Mr Davis 97
Say I have the theorem ##p \rightarrow q##. What is the difference between proving that ##\neg q \rightarrow \neg p## is true and showing that ##\neg (p \rightarrow q) = \neg p \wedge q## leads to a contradiction?

Mentor
##\neg (p \rightarrow q) = \neg p \wedge q##
That should be ##\neg (p \rightarrow q) = \neg q \wedge p##. If you are careful with statements like "for all" and "there exists", then they are all the same thing.

Homework Helper
Gold Member
That last formula should be ##p\wedge \neg q##.

Subject to that, the two approaches are logically equivalent in classical first-order predicate logic, which is all that mathematicians that don't specialise in logic worry about.

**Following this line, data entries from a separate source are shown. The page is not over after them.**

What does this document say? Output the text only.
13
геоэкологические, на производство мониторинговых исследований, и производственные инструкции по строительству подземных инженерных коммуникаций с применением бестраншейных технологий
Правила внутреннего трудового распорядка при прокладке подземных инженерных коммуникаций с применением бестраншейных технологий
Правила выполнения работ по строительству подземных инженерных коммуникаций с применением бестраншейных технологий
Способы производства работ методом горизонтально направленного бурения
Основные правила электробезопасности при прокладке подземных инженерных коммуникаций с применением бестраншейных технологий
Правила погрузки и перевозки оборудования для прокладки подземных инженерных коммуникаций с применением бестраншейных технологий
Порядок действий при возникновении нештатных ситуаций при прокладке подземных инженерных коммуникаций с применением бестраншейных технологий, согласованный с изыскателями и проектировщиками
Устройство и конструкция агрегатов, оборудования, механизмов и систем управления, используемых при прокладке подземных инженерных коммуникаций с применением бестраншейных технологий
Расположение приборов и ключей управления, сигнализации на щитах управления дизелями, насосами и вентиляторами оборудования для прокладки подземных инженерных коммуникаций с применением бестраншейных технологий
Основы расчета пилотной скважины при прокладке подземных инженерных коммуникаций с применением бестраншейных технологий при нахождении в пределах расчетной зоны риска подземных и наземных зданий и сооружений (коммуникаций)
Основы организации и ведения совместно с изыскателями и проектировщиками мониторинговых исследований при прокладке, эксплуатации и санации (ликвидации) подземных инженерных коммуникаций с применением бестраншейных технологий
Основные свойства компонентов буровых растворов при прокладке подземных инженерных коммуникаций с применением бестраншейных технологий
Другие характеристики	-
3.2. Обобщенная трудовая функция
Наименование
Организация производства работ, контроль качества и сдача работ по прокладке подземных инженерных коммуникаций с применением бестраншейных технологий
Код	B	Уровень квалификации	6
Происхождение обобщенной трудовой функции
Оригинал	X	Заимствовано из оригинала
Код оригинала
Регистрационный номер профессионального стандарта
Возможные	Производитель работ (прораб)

In intuitionist logic and other logics where some of the basic axioms such as ##\neg\neg p\leftrightarrow p## are not accepted, the approaches may give different results.

Edgardo
You are asking about the difference between "Proof by contraposition" and "Proof by contradiction", and here is an example.

To prove $p \rightarrow q$:

- In proof by contraposition you start by assuming that $\neg q$ is true and derive the statement $\neg p$. Here, the path is clear, i.e. you start at $\neg q$ and arrive at $\neg p$.

- In proof by contradiction your start by assuming that the opposite of $p \rightarrow q$ is true. So you assume that $p \wedge \neg q$ is true and derive some contradiction. Here the path is not clear, nobody is going to tell you what the contradiction is and what it looks like.